"This award is funded under the American Recovery and Reinvestment Act of 2009 (Public Law 111-5)."
Coherent nonlinear laser microscopy (CNLM) such as third harmonic (THG) and second harmonic (SHG) generation microscopes are widely used imaging tools. However, their application to date has eluded systems requiring rapid image acquisition. We propose to develop a method for rapidly acquiring three-dimensional (3D) images formed by nonlinear microscopy by means of digital holography coupled with rapid spatio-temporal scanning of the driving ultrafast laser pulses.
Intellectual Merits: The proposed research will develop these capabilities which can be used to study fast dynamics of many processes. Making use of recent advances in spatio-temporal focusing, it will be possible to develop new forms of very high speed 3D imaging with coherent nonlinear contrast mechanisms. We will build an understanding of the capabilities of 3D nonlinear imaging and will better understand how to optimize both transverse and longitudinal (axial) resolution, while obtaining 3D information about an object.

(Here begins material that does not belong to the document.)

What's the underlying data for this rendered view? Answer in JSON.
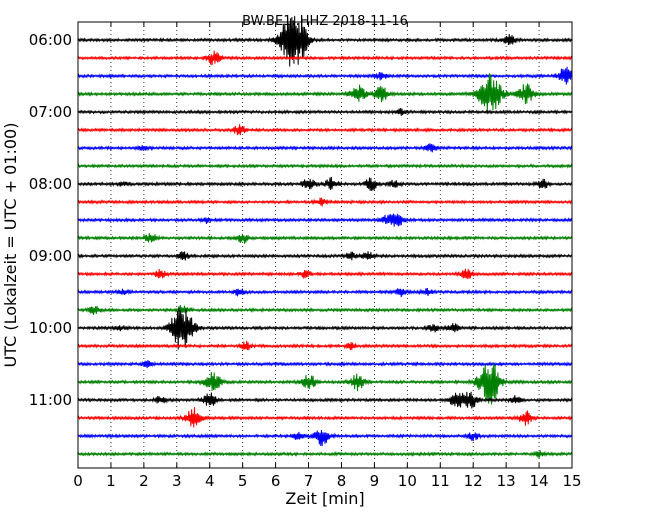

Broader Impacts: This research will primarily focus on THG microscopy; but the technique is applicable to other coherent nonlinear microscopes, such as second-harmonic generation (SHG) and coherent anti-Stokes Raman spectroscopy (CARS). Increased acquisition rates made possible with holographic microscopy will permit the study of micro- to millisecond-timescale dynamics. Undergraduate researchers will be involved in all aspects of this project focusing on research areas of ultrafast and nonlinear optics, and microscopy. Research findings will be incorporated into courses taught by the PI, particularly Ultrafast Optics and Nonlinear Optics. In addition, the PI will continue revising and delivering his "optics show" for K-2nd graders.